Highlights & Insights¶
- The entropy regulation mechanism in C-MARL is elegant: it addresses the specialist noise problem in multi-agent collaboration from an explore–exploit trade-off perspective.
- The combination of curriculum learning and RL is theoretically grounded (convergence proof) rather than purely heuristic.
- A 7B model surpasses GPT-4o on multiple benchmarks, demonstrating the substantial potential of RL-based optimization.
- The experimental design is comprehensive, covering in-domain/out-of-domain evaluation, ablation studies, specialty selection analysis, and difficulty stratification.
Limitations & Future Work¶
- Specialists are portrayed by closed-source models such as GPT, resulting in high deployment costs and dependence on third-party APIs.
- The triage specialty set is fixed at 7 categories, which may not cover all clinical scenarios.
- The three-tier difficulty stratification relies on ground-truth labels, which are unavailable at inference time.
- Evaluation is limited to multiple-choice VQA; open-ended clinical reasoning and report generation are not addressed.

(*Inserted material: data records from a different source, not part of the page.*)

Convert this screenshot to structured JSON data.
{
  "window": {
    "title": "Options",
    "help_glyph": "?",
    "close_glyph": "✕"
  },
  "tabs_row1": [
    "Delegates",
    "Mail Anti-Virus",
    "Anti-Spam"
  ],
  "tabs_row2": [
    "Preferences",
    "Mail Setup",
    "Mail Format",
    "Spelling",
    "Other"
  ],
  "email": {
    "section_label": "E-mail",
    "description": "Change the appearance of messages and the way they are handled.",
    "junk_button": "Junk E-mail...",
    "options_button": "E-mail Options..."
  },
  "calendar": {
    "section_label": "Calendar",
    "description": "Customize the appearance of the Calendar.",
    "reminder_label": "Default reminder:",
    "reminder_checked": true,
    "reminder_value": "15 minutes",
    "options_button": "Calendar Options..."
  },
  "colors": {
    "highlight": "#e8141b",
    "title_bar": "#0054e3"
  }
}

- The theoretical analysis rests on strong assumptions (e.g., strong convexity) that may not hold for practical deep networks.
Related Work & Insights¶
- Medical VLMs: Single-agent models including LLaVA-Med, HuatuoGPT-Vision, and VILA-M3.
- Medical Multi-Agent Systems: Agent Hospital, MedAgents, and MDAgents — all rely on static, pre-defined pipelines.
- RL-Enhanced Reasoning: GRPO-based post-training paradigms such as DeepSeek-R1 and VLM-R1.
- Curriculum Learning: Progressive training from easy to hard (Bengio et al., 2009).
Rating¶
⭐⭐⭐⭐⭐ (5/5)
The method is elegantly designed; the entropy regulation strategy in C-MARL is both intuitively well-motivated and theoretically supported. The experiments are comprehensive and convincing, and the result of a 7B model surpassing GPT-4o is impressive. The integration of curriculum learning and RL establishes a new paradigm for multi-agent collaborative reasoning.